By Claudius Gräbner and Birte Strunk
In a recent paper we engaged with common critiques of the concept and the movement for more pluralism in economics. We found that while the majority of the critiques are either unfounded, easy to dismiss or address strawmen, others do highlight challenges the pluralist movement should address.
In 2017, we were spending a week at the Summer Academy for Pluralist Economics, when the German economist Johannes Becker published a blog article on Makronom entitled “The Movement for Pluralist Economics risks its success” (translated from German). He argues that the movement for pluralist economics faces a decision: it could continue to be a movement of fundamental opposition against the ‘economic mainstream’, or it could start striving for ‘real change’. Economics professors, at least in Germany, Becker argued, were highly perceptive and open-minded towards alternative perspectives in economics. If the movement would focus more on constructive engagement with economics faculties rather than on fundamental critique, then there would be a greater amount of pluralist seminars and lectures.
Being surrounded by around 100 fellow pluralists who dedicated a week of their summer to study different approaches to economics, the accusation of simply being a movement of unconstructive opposition seemed alienating to us. So we drafted a response, arguing that pluralist economics is about both critique and the construction of alternative practices. Based on this response, we wrote an article evaluating the critiques posed toward pluralist economics, drawing from philosophy of science, philosophy of economics, and philosophy of interdisciplinarity.

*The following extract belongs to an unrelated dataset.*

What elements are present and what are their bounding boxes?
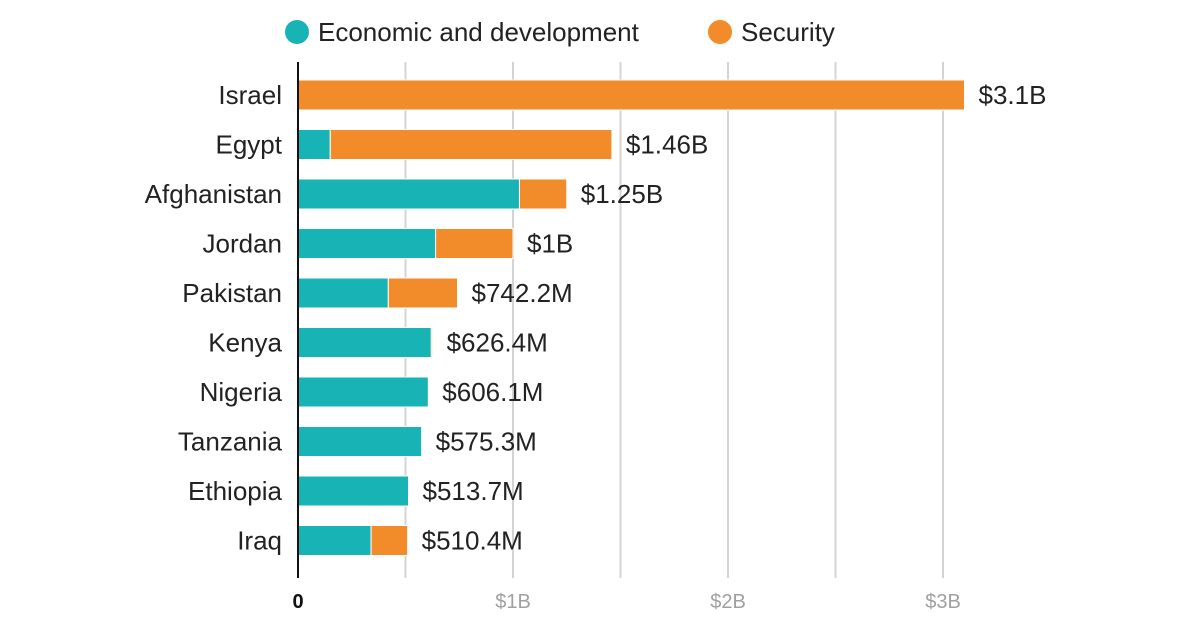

When writing the paper, which has recently been published in the Journal of Economic Methodology, we indeed found many critiques of pluralism to be unconvincing, yet we also discovered that some critiques of pluralism are not easily dismissed. They should be taken seriously by pluralists because an honest engagement with these critiques rather than the neglect of their relevance could, we believe, make the movement for pluralism in economics more convincing and successful.